As you may have heard, I gave up alcohol for Lent. Sunday, I celebrated by having cocktails … and feeling sick the rest of the night. So yeah, my advice: if you stop drinking for six weeks and then randomly start again, go slow. Surely, though, that is not the most important thing I learned over the course of Lent.
Item One: I suffer from social anxiety disorder. Drinking is a comfort thing. If I’m in an awkward situation with a) crowds, b) people I don’t know, or c) people with too much freakin’ energy, I tend to nurse a beer to make myself relax. I learned through my six weeks of sobriety that alcohol doesn’t really make a difference at all. I can suffer through just about any awkward social scenario, sans booze, by just breathing and being myself.Item Two: Speaking of being myself, people claim alcohol lowers your inhibitions and makes you “more fun.” Well, as many of my gal pals had the pleasure of figuring out during Lent, I’m just as weird, outspoken, and inappropriate sober as I am drunk.
Item Three: Alcohol, although a health food in France, is not really good for me. Over the course of my six week dry spell, I slept better, felt better, and got a heck of a lot more work done. My head felt clearer; my writing grew by leaps and bounds. I became a (prepare yourself) morning person. Talk about an Easter miracle!

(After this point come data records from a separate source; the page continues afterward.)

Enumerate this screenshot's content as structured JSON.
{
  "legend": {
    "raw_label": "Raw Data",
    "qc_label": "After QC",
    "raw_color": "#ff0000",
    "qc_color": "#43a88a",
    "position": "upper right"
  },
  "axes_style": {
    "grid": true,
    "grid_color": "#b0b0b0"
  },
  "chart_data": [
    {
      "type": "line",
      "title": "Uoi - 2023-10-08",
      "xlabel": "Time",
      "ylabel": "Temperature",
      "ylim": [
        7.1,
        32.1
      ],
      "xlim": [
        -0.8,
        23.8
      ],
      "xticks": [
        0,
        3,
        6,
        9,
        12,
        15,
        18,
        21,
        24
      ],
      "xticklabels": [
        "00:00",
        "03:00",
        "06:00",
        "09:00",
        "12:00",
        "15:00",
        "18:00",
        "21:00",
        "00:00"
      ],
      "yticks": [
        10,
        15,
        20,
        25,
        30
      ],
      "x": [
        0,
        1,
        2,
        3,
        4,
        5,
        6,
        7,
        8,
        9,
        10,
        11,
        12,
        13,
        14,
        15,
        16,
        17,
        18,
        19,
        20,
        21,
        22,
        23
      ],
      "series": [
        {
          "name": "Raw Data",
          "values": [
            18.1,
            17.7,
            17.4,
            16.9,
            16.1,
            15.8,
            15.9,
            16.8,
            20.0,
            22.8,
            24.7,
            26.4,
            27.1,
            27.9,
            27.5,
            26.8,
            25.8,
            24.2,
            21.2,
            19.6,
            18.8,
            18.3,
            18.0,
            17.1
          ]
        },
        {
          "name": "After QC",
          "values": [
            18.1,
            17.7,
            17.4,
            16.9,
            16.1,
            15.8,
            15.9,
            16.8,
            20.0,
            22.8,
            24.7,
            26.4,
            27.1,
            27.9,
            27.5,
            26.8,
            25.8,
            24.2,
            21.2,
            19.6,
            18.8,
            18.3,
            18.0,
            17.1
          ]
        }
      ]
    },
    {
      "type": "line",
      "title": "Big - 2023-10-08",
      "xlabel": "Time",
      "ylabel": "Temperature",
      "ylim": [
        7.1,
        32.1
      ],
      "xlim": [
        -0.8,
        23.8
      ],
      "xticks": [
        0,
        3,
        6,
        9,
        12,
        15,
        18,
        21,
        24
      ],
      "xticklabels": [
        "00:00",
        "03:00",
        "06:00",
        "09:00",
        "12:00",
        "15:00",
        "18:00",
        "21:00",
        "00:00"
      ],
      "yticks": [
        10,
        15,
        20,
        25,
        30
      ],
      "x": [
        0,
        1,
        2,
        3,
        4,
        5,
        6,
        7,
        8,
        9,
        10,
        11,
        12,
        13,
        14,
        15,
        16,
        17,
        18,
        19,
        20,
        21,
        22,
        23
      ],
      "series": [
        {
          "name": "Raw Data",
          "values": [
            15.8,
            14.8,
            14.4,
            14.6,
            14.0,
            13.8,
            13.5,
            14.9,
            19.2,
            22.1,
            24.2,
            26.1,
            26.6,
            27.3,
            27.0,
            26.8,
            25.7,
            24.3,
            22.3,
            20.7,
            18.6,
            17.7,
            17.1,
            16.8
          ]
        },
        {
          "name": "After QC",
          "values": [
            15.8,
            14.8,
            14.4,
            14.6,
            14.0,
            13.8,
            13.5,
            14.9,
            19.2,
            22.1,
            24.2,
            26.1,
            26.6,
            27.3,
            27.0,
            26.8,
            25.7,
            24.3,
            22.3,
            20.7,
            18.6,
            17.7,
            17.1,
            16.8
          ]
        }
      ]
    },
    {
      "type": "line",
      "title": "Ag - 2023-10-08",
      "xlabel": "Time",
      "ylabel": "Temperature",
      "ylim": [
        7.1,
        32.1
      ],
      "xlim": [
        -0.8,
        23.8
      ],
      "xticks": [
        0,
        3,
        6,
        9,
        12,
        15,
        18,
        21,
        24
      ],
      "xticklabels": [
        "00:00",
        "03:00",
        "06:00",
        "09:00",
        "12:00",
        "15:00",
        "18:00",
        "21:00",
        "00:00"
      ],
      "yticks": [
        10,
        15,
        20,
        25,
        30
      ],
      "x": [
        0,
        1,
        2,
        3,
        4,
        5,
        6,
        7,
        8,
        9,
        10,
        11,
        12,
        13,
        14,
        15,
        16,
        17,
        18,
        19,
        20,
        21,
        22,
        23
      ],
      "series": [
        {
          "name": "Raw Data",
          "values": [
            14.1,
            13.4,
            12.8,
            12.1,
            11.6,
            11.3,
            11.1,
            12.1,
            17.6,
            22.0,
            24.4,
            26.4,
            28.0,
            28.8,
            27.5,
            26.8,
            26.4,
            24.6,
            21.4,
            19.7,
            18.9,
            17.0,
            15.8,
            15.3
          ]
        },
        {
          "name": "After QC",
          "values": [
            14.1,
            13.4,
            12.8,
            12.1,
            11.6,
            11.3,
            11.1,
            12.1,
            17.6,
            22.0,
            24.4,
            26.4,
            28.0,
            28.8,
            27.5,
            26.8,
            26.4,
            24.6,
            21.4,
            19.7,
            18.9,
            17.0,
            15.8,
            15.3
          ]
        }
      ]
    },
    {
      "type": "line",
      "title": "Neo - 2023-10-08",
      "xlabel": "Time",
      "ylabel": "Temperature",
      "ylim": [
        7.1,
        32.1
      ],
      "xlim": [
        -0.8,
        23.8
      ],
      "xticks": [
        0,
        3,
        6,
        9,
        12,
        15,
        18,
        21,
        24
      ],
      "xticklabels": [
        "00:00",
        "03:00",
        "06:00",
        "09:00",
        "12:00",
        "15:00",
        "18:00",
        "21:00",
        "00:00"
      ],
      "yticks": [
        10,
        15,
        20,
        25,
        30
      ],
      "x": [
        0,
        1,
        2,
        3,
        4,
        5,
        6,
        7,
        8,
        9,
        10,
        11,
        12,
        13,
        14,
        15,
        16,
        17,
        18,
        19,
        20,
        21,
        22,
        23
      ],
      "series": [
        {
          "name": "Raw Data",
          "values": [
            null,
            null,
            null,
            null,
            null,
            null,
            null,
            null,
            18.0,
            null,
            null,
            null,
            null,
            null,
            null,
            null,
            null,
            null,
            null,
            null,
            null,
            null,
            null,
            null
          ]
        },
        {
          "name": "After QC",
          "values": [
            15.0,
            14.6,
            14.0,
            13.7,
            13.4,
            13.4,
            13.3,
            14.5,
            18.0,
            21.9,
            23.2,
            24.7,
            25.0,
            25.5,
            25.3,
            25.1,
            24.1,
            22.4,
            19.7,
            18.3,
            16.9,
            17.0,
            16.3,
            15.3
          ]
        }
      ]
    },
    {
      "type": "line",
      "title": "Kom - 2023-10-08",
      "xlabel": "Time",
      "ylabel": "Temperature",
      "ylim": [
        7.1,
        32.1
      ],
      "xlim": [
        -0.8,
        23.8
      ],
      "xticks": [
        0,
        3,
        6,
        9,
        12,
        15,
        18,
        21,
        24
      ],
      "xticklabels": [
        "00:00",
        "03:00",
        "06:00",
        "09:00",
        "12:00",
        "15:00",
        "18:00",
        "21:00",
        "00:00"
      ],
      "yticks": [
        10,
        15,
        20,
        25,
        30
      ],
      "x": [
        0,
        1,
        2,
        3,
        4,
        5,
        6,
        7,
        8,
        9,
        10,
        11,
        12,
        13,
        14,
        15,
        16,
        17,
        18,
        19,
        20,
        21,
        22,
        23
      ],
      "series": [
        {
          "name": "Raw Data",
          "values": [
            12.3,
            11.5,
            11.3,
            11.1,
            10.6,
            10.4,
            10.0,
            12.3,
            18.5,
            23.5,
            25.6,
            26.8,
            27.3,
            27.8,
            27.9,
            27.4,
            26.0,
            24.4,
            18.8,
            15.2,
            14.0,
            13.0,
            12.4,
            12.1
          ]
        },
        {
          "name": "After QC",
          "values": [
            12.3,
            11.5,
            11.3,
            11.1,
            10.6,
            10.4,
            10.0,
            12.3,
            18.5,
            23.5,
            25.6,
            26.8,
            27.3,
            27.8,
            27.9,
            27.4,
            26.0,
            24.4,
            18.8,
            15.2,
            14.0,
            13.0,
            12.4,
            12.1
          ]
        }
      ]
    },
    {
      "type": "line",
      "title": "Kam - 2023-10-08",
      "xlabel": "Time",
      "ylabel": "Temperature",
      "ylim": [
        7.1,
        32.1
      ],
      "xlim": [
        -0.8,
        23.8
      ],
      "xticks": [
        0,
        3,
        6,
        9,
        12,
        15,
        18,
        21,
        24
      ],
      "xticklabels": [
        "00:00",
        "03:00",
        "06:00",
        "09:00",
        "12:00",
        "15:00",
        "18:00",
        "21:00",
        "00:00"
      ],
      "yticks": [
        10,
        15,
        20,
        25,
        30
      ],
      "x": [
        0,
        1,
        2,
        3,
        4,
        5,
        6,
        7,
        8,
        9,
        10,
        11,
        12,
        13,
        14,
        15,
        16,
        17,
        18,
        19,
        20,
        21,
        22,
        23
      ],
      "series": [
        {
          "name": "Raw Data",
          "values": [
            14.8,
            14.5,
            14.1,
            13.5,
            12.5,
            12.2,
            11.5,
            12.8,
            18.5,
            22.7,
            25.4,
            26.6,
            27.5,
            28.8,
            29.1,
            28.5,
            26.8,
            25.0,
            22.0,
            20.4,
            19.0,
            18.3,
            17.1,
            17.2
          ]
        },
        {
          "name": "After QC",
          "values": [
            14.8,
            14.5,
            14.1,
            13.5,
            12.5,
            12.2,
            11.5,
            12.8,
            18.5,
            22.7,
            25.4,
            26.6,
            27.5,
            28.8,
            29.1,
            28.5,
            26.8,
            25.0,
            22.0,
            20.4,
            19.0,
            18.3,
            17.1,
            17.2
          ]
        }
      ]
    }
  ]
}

Item Four: I like non-alcoholic beer. Seriously. See, there was a family crisis over the course of Lent—the kind of crisis that makes you say, “Holy hell, I need a DRINK!” While I considered a cheat, I reached for O’Doul’s instead. I didn’t need the actual buzz; I needed the taste of beer, and the mere taste of beer took the edge off. St. Pauli Girl’s NA is the best, in case you’re in the market.Item Five (and probably most important): I have too many idols, and alcohol is only one of them. With the subtraction of alcohol, my new novel became my idol. One idol replaced another, when God should be my first and foremost. I do think this is what Lent is about. We give up something we usually worship in replacement of God in order to focus on Him. I did focus on Him over the course of the six weeks. I spent more time talking to Him and reading about Him. However, I need to be careful, because even when I give up one thing—alcohol, for instance—there will always be something else threatening to take its place … and that something is rarely God, when it damn well should be.
Now, Lent is over. Easter came and went; Christ died for us and is risen. In celebration, like I said, I had a couple drinks Sunday and felt awful after the fact. I might start slow this month—some social drinking here or there. I’m going to stick to non-alcoholic beer when available (weird, I know). I’m going to be myself in all circumstances, plus or minus bourbon or whiskey. And I’m going to be aware of my idol worship, because I owe it all to Him and Lent was a nice reminder of all He has to offer and all I have to be truly thankful for.